A sample Docker image for using ML-Agents with GPU support for Unity.
In my other repository (https://github.com/ValerioB88/ml-agents-visual-observations-docker) I showed how to use ml-agents within a Docker container with visual observations by running a virtual frame buffer. The drawback of that approach is that Unity rendering is not exploiting the hardware capability (namely, your powerful GPU). The GPU will normally runs your neural network's computation, but if your NN has to wait for Unity to generate new frames, then the whole training time is gonna suffer. You can use this Docker image and the instructions in this repo to overcomes the issue.
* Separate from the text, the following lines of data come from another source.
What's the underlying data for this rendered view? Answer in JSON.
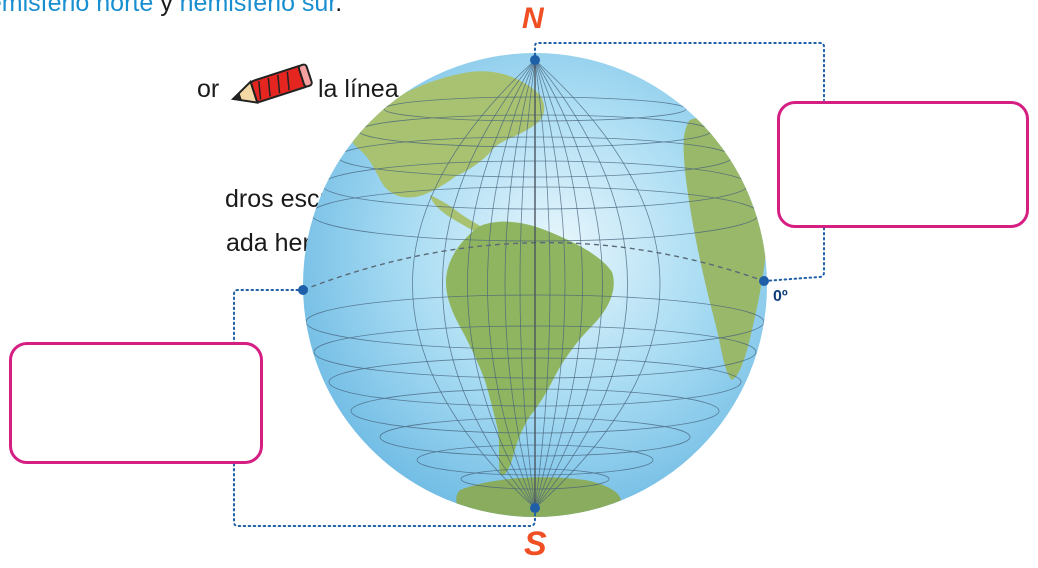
{
  "instructions": {
    "line1_sep": " y ",
    "line1_term_north": "hemisferio norte",
    "line1_term_south": "hemisferio sur",
    "line1_end": ".",
    "line2_a": "or",
    "line2_b": "la línea",
    "line3": "dros escribe el",
    "line4": "ada hemisferio."
  },
  "diagram": {
    "north_label": "N",
    "south_label": "S",
    "equator_label": "0º",
    "colors": {
      "ocean": "#8fd0ef",
      "land": "#9ab86a",
      "grid": "#44607a",
      "leader": "#1f5fa8",
      "box_border": "#d61f83",
      "pole_text": "#f04e23"
    }
  },
  "icons": {
    "pencil": "pencil-icon"
  }
}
- NVIDIA Drivers: On the host machine, make sure that the NVIDIA drivers are installed. To check that, run
nvidia-smi
, and something like this should appear:
+-----------------------------------------------------------------------------+
| NVIDIA-SMI 455.38 Driver Version: 455.38 CUDA Version: 11.1 |
|-------------------------------+----------------------+----------------------+
| GPU Name Persistence-M| Bus-Id Disp.A | Volatile Uncorr. ECC |
| Fan Temp Perf Pwr:Usage/Cap| Memory-Usage | GPU-Util Compute M. |
| | | MIG M. |
|===============================+======================+======================|
| 0 TITAN X (Pascal) Off | 00000000:01:00.0 Off | N/A |
| 23% 36C P8 16W / 250W | 52MiB / 12192MiB | 0% Default |
| | | N/A |
+-------------------------------+----------------------+----------------------+
+-----------------------------------------------------------------------------+
| Processes: |
| GPU GI CI PID Type Process name GPU Memory |
| ID ID Usage |
|=============================================================================|
| 0 N/A N/A 971 G /usr/lib/xorg/Xorg 49MiB |
+-----------------------------------------------------------------------------+
If it doesn't, install the NVIDIA drivers (plenty of online tutorials about that, but it should just be something like sudo ubuntu-drivers autoinstall
or sudo apt install nvidia-driver-<version-number>
e.g. sudo apt install nvidia-driver-430
).
-
NVIDIA Container Toolkit: Check if you have it by running
sudo docker run --rm --gpus all nvidia/cuda:11.0-base nvidia-smi
. If you don't, follow these instructionts https://www.server-world.info/en/note?os=Ubuntu_20.04&p=nvidia&f=2 -
Set up the xorg.config file: follow these instructions: https://virtualgl.org/Documentation/HeadlessNV. Don't worry about the VirtualGL part, but follow the points 1, 2 and 3. Be careful to leave IN the option
--use-display-device=None
in step 2!
To check that everything is setup correctly on the host machine, open two terminals. On one of them run nvidia-smi -lms 100
, on the other run export DISPLAY=:0 && glxgears -display :0
. glxgears
it's just a little OpenGL demo that you can easily use as a test. You should see on the nvidia
terminal the GPU crunching numbers to render the glxgear script (if you don't have glxgears, install it with apt update && apt install mesa-utils
). You should get something like this:
+-----------------------------------------------------------------------------+
| NVIDIA-SMI 455.38 Driver Version: 455.38 CUDA Version: 11.1 |
|-------------------------------+----------------------+----------------------+
| GPU Name Persistence-M| Bus-Id Disp.A | Volatile Uncorr. ECC |
| Fan Temp Perf Pwr:Usage/Cap| Memory-Usage | GPU-Util Compute M. |
| | | MIG M. |
|===============================+======================+======================|
| 0 TITAN X (Pascal) Off | 00000000:01:00.0 Off | N/A |
| 23% 39C P0 81W / 250W | 57MiB / 12192MiB | 81% Default |
| | | N/A |
+-------------------------------+----------------------+----------------------+
+-----------------------------------------------------------------------------+
| Processes: |
| GPU GI CI PID Type Process name GPU Memory |
| ID ID Usage |
|=============================================================================|
| 0 N/A N/A 971 G /usr/lib/xorg/Xorg 51MiB |
| 0 N/A N/A 12582 G glxgears 3MiB |
+-----------------------------------------------------------------------------+
Build the Docker image with docker build --tag ml-agents-visobs-gpu .
. Once done, run it with
docker run -it \
-e DISPLAY=:0 \
--volume="/tmp/.X11-unix:/tmp/.X11-unix:rw" \
--runtime=nvidia \
--entrypoint /bin/bash \
ml-agents-visobs-gpu
Once inside the terminal, you can test it with glxgears again. (You can use nvidia-smi
on the host machine.) If it works, we are ready to run a Unity scene.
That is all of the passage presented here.